12.5.45. Operation Exodus – Prisoner Repatriation from Juvincourt, France
Lancaster Mk.I NG448 AA-A
F/L Fuller replaces F/O Jones in Air Bombers position

15 Lancasters were detailed for the operation in which 360 Prisoners of War were returned home. The total to-date was 1,224.


15.5.45. Operation Exodus – Prisoner Repatriation from Juvincourt, France
Lancaster Mk.I NG448 AA-A
F/S A. Griffiths takes Air Bombers position

24.5.45. Operation Exodus – Repatriation of Belgian refugees to Brussels and Prisoners of War to England
Lancaster Mk.I NG448 AA-A
F/S Duncan Ross returns in Air Bombers position

Just two aircraft were made available, not only for the return of Prisoners of War but also for repatriation of Belgian Refugees to Brussels. The aircraft departed from RAF Waterbeach, England with 20 refugees – 10 on each aircraft. After offloading their Belgian passengers at Brussels, each crew then took on board 12 Prisoners of War for the return journey to England. This brought the number of POW’s returned home by the squadron to 2,219.

26.5.45. Operation Exodus – Repatriation of Belgian Refugees to Belgium and Prisoners of War to England
Lancaster Mk.I NN747 AA-D
F/L Lukins & crew, had a minor taxiing mishap while at Brussels, damaging the wing. Their planned uplift of 24 ex Prisoners therefore had to be cancelled.
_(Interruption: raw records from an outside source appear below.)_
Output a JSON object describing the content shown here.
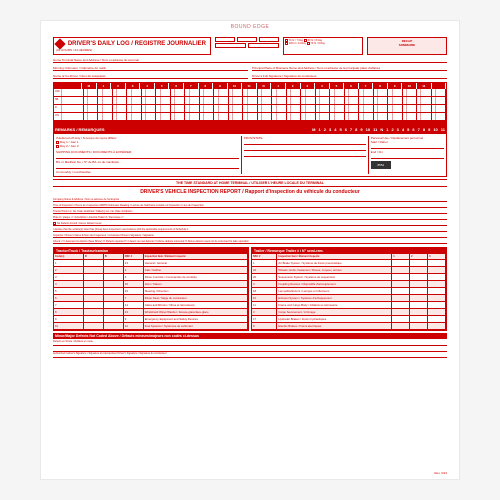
{
  "bound_edge": "BOUND EDGE",
  "title": "DRIVER'S DAILY LOG / REGISTRE JOURNALIER",
  "subtitle": "(24 HOURS / 24 HEURES)",
  "recap": {
    "title": "RECAP",
    "sub": "SOMMAIRE"
  },
  "check_opts": [
    "70 hr / 7 Day",
    "60 hr / 8 Day",
    "120 hr / 14 Day",
    "70 hr / 8 Day"
  ],
  "header_lines": {
    "terminal": "Home Terminal Name and Address / Nom et adresse du terminal",
    "business": "Principal Place of Business Name and Address / Nom et adresse de la principale place d'affaires",
    "morning": "Morning Odometer / Odomètre du matin",
    "evening": "Ending Odometer / Odomètre du soir",
    "distance": "Distance Driven / Distance parcourue",
    "codriver": "Name of Co-Driver / Nom du coéquipier",
    "sig": "Driver's Full Signature / Signature du conducteur",
    "certify": "I certify these entries are true and correct"
  },
  "hours": [
    "M",
    "1",
    "2",
    "3",
    "4",
    "5",
    "6",
    "7",
    "8",
    "9",
    "10",
    "11",
    "N",
    "1",
    "2",
    "3",
    "4",
    "5",
    "6",
    "7",
    "8",
    "9",
    "10",
    "11"
  ],
  "duty_rows": [
    "OFF",
    "SB",
    "D",
    "ON"
  ],
  "remarks": {
    "label": "REMARKS / REMARQUES",
    "deferred": "If deferred off duty / Si temps de repos différé:",
    "day1": "Day 1 / Jour 1",
    "day2": "Day 2 / Jour 2",
    "shipping": "SHIPPING DOCUMENTS / DOCUMENTS À EXPÉDIER:",
    "bol": "B/L or Manifest No. / N° de B/L ou de manifeste",
    "shipper": "Shipper / Expéditeur",
    "commodity": "Commodity / marchandise",
    "prov": "PROV/STATE",
    "pers_use": "Personal Use / Déplacement personnel",
    "start": "Start / Début",
    "end": "End / Fin",
    "black": "8551"
  },
  "time_std": "THE TIME STANDARD AT HOME TERMINAL / UTILISER L'HEURE LOCALE DU TERMINAL",
  "dvir": {
    "title": "DRIVER'S VEHICLE INSPECTION REPORT / Rapport d'inspection du véhicule du conducteur",
    "company": "Company Name & Address / Nom et adresse de l'entreprise",
    "time": "Time of Inspection / Heure de l'inspection   AM/PM   Odometer Reading / Lecture de l'odomètre   Location of Inspection / Lieu de l'inspection",
    "tractor": "Tractor/Truck Lic. No.   Date   Juridiction   Trailer(s) Lic. No.   Date   Juridiction",
    "plate": "Plate # / plaque n°   Jurisdiction / Autorité   Trailer # / Remorque n°",
    "no_defects": "No Defects Found / Aucun défaut trouvé",
    "sig_above": "I declare that the vehicle(s) listed has (have) been inspected in accordance with the applicable requirements of Schedule 1",
    "insp_sig": "Inspector / Driver's Name & Nom de l'inspecteur / conducteur   Driver's Signature / Signature",
    "checks": "Check: ☐ I detected no defects (New Driver) ☐ Defects reported ☐ I detect no new defects ☐ Above defects corrected ☐ Above defects need not be corrected for safe operation"
  },
  "tables": {
    "left_title": "Tractor/Truck / Tracteur/camion",
    "right_title": "Trailer / Remorque   Trailer # / N° semi-rem.",
    "cols_left": [
      "Code(s)",
      "D",
      "B",
      "NSC #",
      "Inspection Item / Élément inspecté"
    ],
    "cols_right": [
      "NSC #",
      "Inspection Item / Élément inspecté",
      "1",
      "2",
      "3"
    ],
    "left_rows": [
      {
        "n": "1",
        "d": "",
        "b": "",
        "nsc": "13",
        "item": "General / Général"
      },
      {
        "n": "2",
        "d": "",
        "b": "",
        "nsc": "2",
        "item": "Cab / Cabine"
      },
      {
        "n": "3",
        "d": "",
        "b": "",
        "nsc": "6",
        "item": "Driver Controls / Commandes de conduite"
      },
      {
        "n": "4",
        "d": "",
        "b": "",
        "nsc": "16",
        "item": "Horn / Klaxon"
      },
      {
        "n": "5",
        "d": "",
        "b": "",
        "nsc": "19",
        "item": "Steering / Direction"
      },
      {
        "n": "6",
        "d": "",
        "b": "",
        "nsc": "7",
        "item": "Driver Seat / Siège du conducteur"
      },
      {
        "n": "7",
        "d": "",
        "b": "",
        "nsc": "14",
        "item": "Glass and Mirrors / Vitres et rétroviseurs"
      },
      {
        "n": "8",
        "d": "",
        "b": "",
        "nsc": "23",
        "item": "Windshield Wiper/Washer / Essuie-glace/lave-glace"
      },
      {
        "n": "9",
        "d": "",
        "b": "",
        "nsc": "9",
        "item": "Emergency Equipment and Safety Devices"
      },
      {
        "n": "10",
        "d": "",
        "b": "",
        "nsc": "12",
        "item": "Fuel Systems / Systèmes de carburant"
      }
    ],
    "right_rows": [
      {
        "nsc": "1",
        "item": "Air Brake System / Système de freins pneumatique"
      },
      {
        "nsc": "22",
        "item": "Wheels, Hubs, Fasteners / Roues, moyeux, écrous"
      },
      {
        "nsc": "20",
        "item": "Suspension System / Système de suspension"
      },
      {
        "nsc": "4",
        "item": "Coupling Devices / Dispositifs d'accouplement"
      },
      {
        "nsc": "18",
        "item": "Lamps/Reflectors / Lampes et réflecteurs"
      },
      {
        "nsc": "10",
        "item": "Exhaust System / Système d'échappement"
      },
      {
        "nsc": "11",
        "item": "Frame and Cargo Body / Châssis et carrosserie"
      },
      {
        "nsc": "3",
        "item": "Cargo Securement / Arrimage"
      },
      {
        "nsc": "17",
        "item": "Hydraulic Brakes / Freins hydrauliques"
      },
      {
        "nsc": "8",
        "item": "Electric Brakes / Freins électriques"
      }
    ]
  },
  "defects_title": "Minor/Major Defects Not Coded Above / Défauts mineurs/majeurs non codés ci-dessus",
  "defects_route": "Defects en Route / Défauts en route",
  "footer_line": "Authorized Carrier's Signature / Signature du transporteur   Driver's Signature / Signature du conducteur",
  "rev": "Rev. 3/13",
  "colors": {
    "red": "#cc0000",
    "pink": "#fde8e8",
    "white": "#ffffff"
  }
}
That days operation completed 75(NZ) Squadron’s contribution to Operation Exodus. Between 9 May and 26 May 1945, 134 sorties were flown during which 2,354 Ex Prisoners of War were repatriated to England and 152 Belgian refugees to Brussells.

8.6.45. Viewing the Effects of Bombing
Lancaster Mk.I RE510 ‘E’

I know Kerry would love to find out more about his Grandfather and given that the majority of the crew, being RAF, only currently exist as first initials, so would I. If you know anything about the boys that flew with Peter Carrie and Bernard Lukins, as always, please get in touch……

Clasp award

Presentation of Bomber Command Clasp to Peter Carrie by General Sir Redmond Watt, KCB KCVO CBE DL on the 23rd of April 2014. © Peter Carrie/ Kerry Major

The citation at the awarding of Peter’s Bomber Command clasp was as follows:
“We are here today to mark a significant event in the life of In-Pensioner Peter Carrie.  Peter has the distinction of having served with both the Army from 1934 – 1940 and the RAF from 1943 – 1946.  After much public pressure to recognise those who bravely set out from bases all along the east coast across France and Germany on perilous missions, the Bomber Command clasp was finally instituted in 2013.  To that end, Peter is the only Chelsea Pensioner to qualify for such an award.
 
Peter was as a Flight Engineer on many Lancaster bombing missions,including those on Hamburg and Wesel.  He served with 75 (NZ) Squadron, which was constantly engaged against Germany from 1940 to VE day.  According to statistics, this squadron flew more sorties than any other Allied heavy bomber squadron.  It suffered the second highest casualties of all the Allied squadrons, and dropped the second largest weight of bombs of any Allied squadron.Miraculously Peter and his crew members made it safely home following each mission, although on many occasions his aircraft was hit by enemy flack and even lost the occasional engine.  
 
Some 55,000 Airmen who served with Bomber Command were killed during wartime raids and Peter can testify to losing many friends and colleagues on these daring missions.  He will be the first to say that he was no hero and saw his brave feats as just part of his job, however his modesty belies a man of integrity and immense courage in the face of such danger”.